16/06/2010 à 19h37

France 1966 - France 2010 : toute ressemblance...

Hubert Artus | Rue89

1966 : la Coupe du monde a lieu en Angleterre. La France est dans la même poule que l’Uruguay, le Mexique et le pays organisateur. Quelque temps auparavant, en 1958, la génération Kopa avait fait rêver le monde.

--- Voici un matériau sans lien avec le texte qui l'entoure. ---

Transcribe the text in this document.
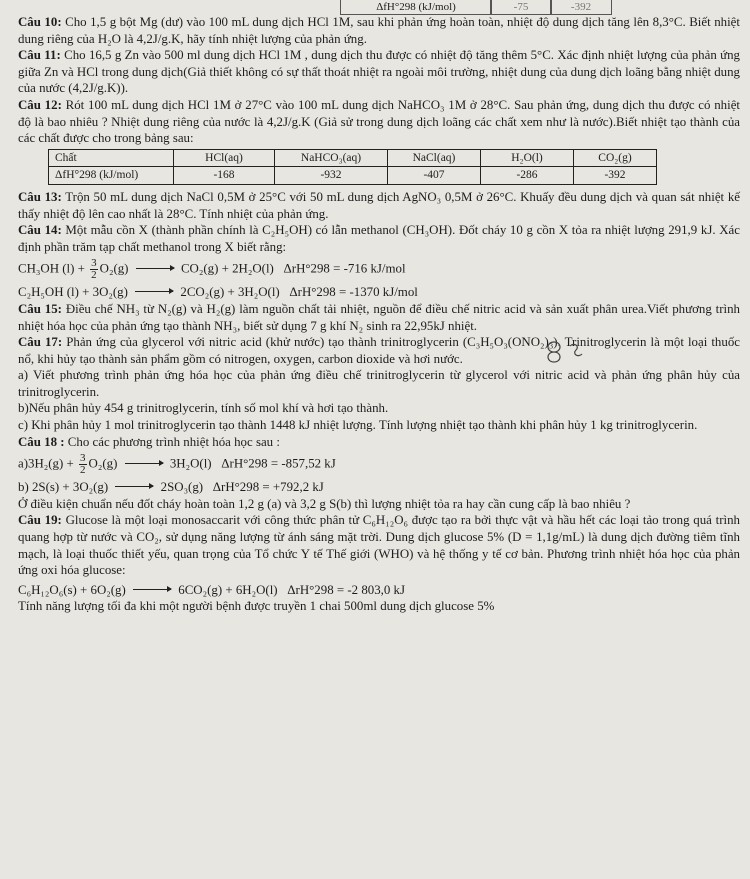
ΔfH°298 (kJ/mol)	-75	-392

Câu 10: Cho 1,5 g bột Mg (dư) vào 100 mL dung dịch HCl 1M, sau khi phản ứng hoàn toàn, nhiệt độ dung dịch tăng lên 8,3°C. Biết nhiệt dung riêng của H₂O là 4,2J/g.K, hãy tính nhiệt lượng của phản ứng.

Câu 11: Cho 16,5 g Zn vào 500 ml dung dịch HCl 1M , dung dịch thu được có nhiệt độ tăng thêm 5°C. Xác định nhiệt lượng của phản ứng giữa Zn và HCl trong dung dịch(Giả thiết không có sự thất thoát nhiệt ra ngoài môi trường, nhiệt dung của dung dịch loãng bằng nhiệt dung của nước (4,2J/g.K)).

Câu 12: Rót 100 mL dung dịch HCl 1M ở 27°C vào 100 mL dung dịch NaHCO₃ 1M ở 28°C. Sau phản ứng, dung dịch thu được có nhiệt độ là bao nhiêu ? Nhiệt dung riêng của nước là 4,2J/g.K (Giả sử trong dung dịch loãng các chất xem như là nước).Biết nhiệt tạo thành của các chất được cho trong bảng sau:

Chất	HCl(aq)	NaHCO₃(aq)	NaCl(aq)	H₂O(l)	CO₂(g)
ΔfH°298 (kJ/mol)	-168	-932	-407	-286	-392

Câu 13: Trộn 50 mL dung dịch NaCl 0,5M ở 25°C với 50 mL dung dịch AgNO₃ 0,5M ở 26°C. Khuấy đều dung dịch và quan sát nhiệt kế thấy nhiệt độ lên cao nhất là 28°C. Tính nhiệt của phản ứng.

Câu 14: Một mẫu cồn X (thành phần chính là C₂H₅OH) có lẫn methanol (CH₃OH). Đốt cháy 10 g cồn X tỏa ra nhiệt lượng 291,9 kJ. Xác định phần trăm tạp chất methanol trong X biết rằng:

CH₃OH $(l) + \frac{3}{2} O_2(g)$	CO₂(g) + 2H₂O(l) ΔrH°298 = -716 kJ/mol

C₂H₅OH (l) + 3O₂(g)	2CO₂(g) + 3H₂O(l) ΔrH°298 = -1370 kJ/mol

Câu 15: Điều chế NH₃ từ N₂(g) và H₂(g) làm nguồn chất tải nhiệt, nguồn để điều chế nitric acid và sản xuất phân urea.Viết phương trình nhiệt hóa học của phản ứng tạo thành NH₃, biết sử dụng 7 g khí N₂ sinh ra 22,95kJ nhiệt.

Câu 17: Phản ứng của glycerol với nitric acid (khử nước) tạo thành trinitroglycerin (C₃H₅O₃(ONO₂)₃). Trinitroglycerin là một loại thuốc nổ, khi hủy tạo thành sản phẩm gồm có nitrogen, oxygen, carbon dioxide và hơi nước.

a) Viết phương trình phản ứng hóa học của phản ứng điều chế trinitroglycerin từ glycerol với nitric acid và phản ứng phân hủy của trinitroglycerin.

b)Nếu phân hủy 454 g trinitroglycerin, tính số mol khí và hơi tạo thành.

c) Khi phân hủy 1 mol trinitroglycerin tạo thành 1448 kJ nhiệt lượng. Tính lượng nhiệt tạo thành khi phân hủy 1 kg trinitroglycerin.

Câu 18 : Cho các phương trình nhiệt hóa học sau :

$a)3H_2(g) + \frac{3}{2} O_2(g)$	3H₂O(l) ΔrH°298 = -857,52 kJ

b) 2S(s) + 3O₂(g)	2SO₃(g) ΔrH°298 = +792,2 kJ

Ở điều kiện chuẩn nếu đốt cháy hoàn toàn 1,2 g (a) và 3,2 g S(b) thì lượng nhiệt tỏa ra hay cần cung cấp là bao nhiêu ?

Câu 19: Glucose là một loại monosaccarit với công thức phân tử C₆H₁₂O₆ được tạo ra bởi thực vật và hầu hết các loại tảo trong quá trình quang hợp từ nước và CO₂, sử dụng năng lượng từ ánh sáng mặt trời. Dung dịch glucose 5% (D = 1,1g/mL) là dung dịch đường tiêm tĩnh mạch, là loại thuốc thiết yếu, quan trọng của Tổ chức Y tế Thế giới (WHO) và hệ thống y tế cơ bản. Phương trình nhiệt hóa học của phản ứng oxi hóa glucose:

C₆H₁₂O₆(s) + 6O₂(g)	6CO₂(g) + 6H₂O(l) ΔrH°298 = -2 803,0 kJ

Tính năng lượng tối đa khi một người bệnh được truyền 1 chai 500ml dung dịch glucose 5%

2010 : la Coupe du monde a lieu en Afrique du Sud. En poules, la France est avec l’Uruguay, le Mexique, et le pays organisateur. Quelque temps auparavant, la génération Zidane a triomphé. Un air de ressemblance : cela mérite qu’on s’y penche.

En 1950, les Anglais ont participé pour la première fois à la Coupe du monde. En 1966, ils l’organisent. Sur l’île britannique, on se sent enfin reconnu car on se sait l’inventeur de ce sport.

Durant tout cette Coupe du monde, jusqu’au -toujours- controversé « but de la 100e minute » anglais durant les prolongations de la finale contre la RFA, la suspicion demeurera : les arbitres favorisent l’équipe anglaise, la « bande à Charlton “.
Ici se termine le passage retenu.